Yusuke Nakamura, MD, PhD, developed a novel anti-cancer therapy targeting the T-lymphokine-activated killer cell-originated protein kinase (TOPK) and demonstrated potent activity in preclinical lung cancer studies.
2015 - 2019
Chuan He, PhD, developed methods to investigate mRNA epitranscriptomic modifications, leading to understanding of their role in mRNA stability and gene expression, and demonstrated their role in oncogenesis.
Thomas Gajewski, MD, PhD, demonstrated the role of β-catenin signaling in tumor immune exclusion and PD1 checkpoint inhibitor therapy resistance, showing that the T cell-inflamed tumor microenvironment is a biomarker of response to immunotherapy.
Suzanne Conzen, MD, discovered a role for the stress hormone, glucocorticoid, as an alternative biological pathway used by breast and prostate cancer cells to escape dependence on estrogen or testosterone.
Rita Nanda, MD, led a clinical study showing that checkpoint inhibitors are an effective therapy for treating the aggressive triple-negative breast cancer.
Wenbin Lin, PhD, and Ralph Weichselbaum, MD, developed advanced nanoscale metal-organic frameworks that deliver chemotherapy and photodynamic drugs designed to synergize with radiotherapy and immunotherapy.

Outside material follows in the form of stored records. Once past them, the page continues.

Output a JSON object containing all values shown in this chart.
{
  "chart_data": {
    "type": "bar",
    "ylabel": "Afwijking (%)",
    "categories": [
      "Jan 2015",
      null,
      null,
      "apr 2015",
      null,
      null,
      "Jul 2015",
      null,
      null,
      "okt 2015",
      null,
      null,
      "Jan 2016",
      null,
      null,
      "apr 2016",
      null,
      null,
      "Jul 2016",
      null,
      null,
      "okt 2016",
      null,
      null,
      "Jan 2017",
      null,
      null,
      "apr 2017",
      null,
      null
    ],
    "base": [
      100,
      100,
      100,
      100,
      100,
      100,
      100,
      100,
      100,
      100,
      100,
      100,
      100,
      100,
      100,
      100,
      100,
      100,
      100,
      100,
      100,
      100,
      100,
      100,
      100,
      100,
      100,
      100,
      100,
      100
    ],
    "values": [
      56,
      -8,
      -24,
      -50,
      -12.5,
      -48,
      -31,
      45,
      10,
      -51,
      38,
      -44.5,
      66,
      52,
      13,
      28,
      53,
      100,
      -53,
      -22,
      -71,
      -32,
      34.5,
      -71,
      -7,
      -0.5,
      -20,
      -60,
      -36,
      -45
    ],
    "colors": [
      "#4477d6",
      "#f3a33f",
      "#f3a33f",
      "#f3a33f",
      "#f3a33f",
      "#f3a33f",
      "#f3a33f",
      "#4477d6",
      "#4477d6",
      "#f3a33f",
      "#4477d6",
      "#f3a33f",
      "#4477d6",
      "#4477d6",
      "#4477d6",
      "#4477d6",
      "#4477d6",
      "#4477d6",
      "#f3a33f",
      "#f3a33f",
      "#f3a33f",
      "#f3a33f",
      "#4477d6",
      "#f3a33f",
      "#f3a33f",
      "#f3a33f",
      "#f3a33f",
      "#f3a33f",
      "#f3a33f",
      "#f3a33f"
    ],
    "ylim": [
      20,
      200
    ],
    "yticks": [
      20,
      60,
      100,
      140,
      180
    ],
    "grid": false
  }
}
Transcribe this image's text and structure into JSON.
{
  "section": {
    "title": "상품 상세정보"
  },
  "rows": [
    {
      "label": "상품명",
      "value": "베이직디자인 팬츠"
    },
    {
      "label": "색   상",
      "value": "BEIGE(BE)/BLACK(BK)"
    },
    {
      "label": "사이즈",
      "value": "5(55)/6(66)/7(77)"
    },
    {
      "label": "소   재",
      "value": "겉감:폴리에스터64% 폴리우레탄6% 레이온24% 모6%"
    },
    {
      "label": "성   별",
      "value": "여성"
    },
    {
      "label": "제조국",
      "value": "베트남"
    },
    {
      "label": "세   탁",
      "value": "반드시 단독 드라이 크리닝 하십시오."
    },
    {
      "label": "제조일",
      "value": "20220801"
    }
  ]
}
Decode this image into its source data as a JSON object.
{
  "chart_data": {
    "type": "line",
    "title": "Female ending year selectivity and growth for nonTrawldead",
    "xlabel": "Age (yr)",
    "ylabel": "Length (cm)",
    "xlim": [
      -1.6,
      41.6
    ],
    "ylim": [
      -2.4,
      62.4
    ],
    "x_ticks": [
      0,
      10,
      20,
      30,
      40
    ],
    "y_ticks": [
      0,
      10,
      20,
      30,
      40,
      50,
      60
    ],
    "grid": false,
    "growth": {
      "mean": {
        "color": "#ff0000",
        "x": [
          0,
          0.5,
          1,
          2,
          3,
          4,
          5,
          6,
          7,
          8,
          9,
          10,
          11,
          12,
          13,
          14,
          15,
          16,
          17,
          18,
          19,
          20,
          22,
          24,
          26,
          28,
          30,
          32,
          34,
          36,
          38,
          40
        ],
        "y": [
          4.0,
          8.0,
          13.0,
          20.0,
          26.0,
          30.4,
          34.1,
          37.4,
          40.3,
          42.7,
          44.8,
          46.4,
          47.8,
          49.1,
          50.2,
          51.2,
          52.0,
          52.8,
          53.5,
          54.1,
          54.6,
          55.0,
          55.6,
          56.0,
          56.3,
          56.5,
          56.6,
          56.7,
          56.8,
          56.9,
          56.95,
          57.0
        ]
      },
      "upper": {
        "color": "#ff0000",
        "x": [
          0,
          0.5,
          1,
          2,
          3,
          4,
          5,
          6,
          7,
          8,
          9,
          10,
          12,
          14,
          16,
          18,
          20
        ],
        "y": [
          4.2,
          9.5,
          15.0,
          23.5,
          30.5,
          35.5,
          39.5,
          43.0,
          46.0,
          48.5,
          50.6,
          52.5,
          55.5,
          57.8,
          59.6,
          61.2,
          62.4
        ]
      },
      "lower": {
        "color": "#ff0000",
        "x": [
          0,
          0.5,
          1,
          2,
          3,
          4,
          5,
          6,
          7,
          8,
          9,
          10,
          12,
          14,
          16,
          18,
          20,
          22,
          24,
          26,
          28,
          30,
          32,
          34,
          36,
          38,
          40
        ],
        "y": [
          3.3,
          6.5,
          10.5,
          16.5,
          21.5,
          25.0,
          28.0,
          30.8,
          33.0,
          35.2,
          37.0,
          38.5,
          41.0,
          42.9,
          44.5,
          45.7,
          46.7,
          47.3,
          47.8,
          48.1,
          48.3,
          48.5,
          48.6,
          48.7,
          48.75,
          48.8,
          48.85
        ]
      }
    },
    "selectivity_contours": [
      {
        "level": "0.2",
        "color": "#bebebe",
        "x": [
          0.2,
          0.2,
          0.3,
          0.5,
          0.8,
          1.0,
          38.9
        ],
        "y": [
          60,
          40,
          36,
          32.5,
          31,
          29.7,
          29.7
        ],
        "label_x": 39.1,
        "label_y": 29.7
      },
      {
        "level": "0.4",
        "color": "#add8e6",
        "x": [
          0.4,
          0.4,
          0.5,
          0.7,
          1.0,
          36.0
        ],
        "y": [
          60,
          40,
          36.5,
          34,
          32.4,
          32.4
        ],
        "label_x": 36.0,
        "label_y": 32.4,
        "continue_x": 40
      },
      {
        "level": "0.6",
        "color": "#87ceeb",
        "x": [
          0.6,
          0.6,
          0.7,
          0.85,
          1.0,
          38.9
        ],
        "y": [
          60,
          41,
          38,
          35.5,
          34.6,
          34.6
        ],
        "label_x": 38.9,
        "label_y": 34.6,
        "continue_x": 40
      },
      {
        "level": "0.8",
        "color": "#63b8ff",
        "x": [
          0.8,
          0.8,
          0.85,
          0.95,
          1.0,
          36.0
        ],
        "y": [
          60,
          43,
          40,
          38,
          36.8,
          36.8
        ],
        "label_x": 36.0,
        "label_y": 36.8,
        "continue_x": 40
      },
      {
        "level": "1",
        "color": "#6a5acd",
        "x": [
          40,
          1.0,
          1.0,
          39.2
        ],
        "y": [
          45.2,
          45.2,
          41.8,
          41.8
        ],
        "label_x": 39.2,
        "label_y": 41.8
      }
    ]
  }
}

Pictured: Ralph Weichselbaum, MD
Richard Larson, MD, demonstrated that the addition of the drug midostaurin to the standard of care for acute myeloid leukemia (AML) therapy, improved survival in patients with FLT3 mutations, strengthening targeted therapeutic approaches for AML.
Tara Henderson, MD, MPH, championed novel approaches to childhood cancer survivorship care to address the needs of this growing population and improve their long-term care.
Hedy Kindler, MD, discovered that PARP inhibition successfully stopped disease progression for metastatic pancreatic cancer in patients with BRCA1/2 mutations.
Mark Ratain, MD, and Russell Szmulewitz, MD, found that taking a lower dose of the expensive prostate cancer drug abiraterone with food lowers costs, addressing financial toxicity, or the economic burden placed on patients by the high cost of care.
2020 -
Karen Kim, MD, developed novel approaches to implement colon cancer screening in an effort to address disparities and increase use of the live-saving intervention.
Eric Pamer, MD, identified patterns of microbiota disruption that occur in cancer patients during hematopoietic-cell transplant and determined how to use these patterns as predictors of outcome following transplantation.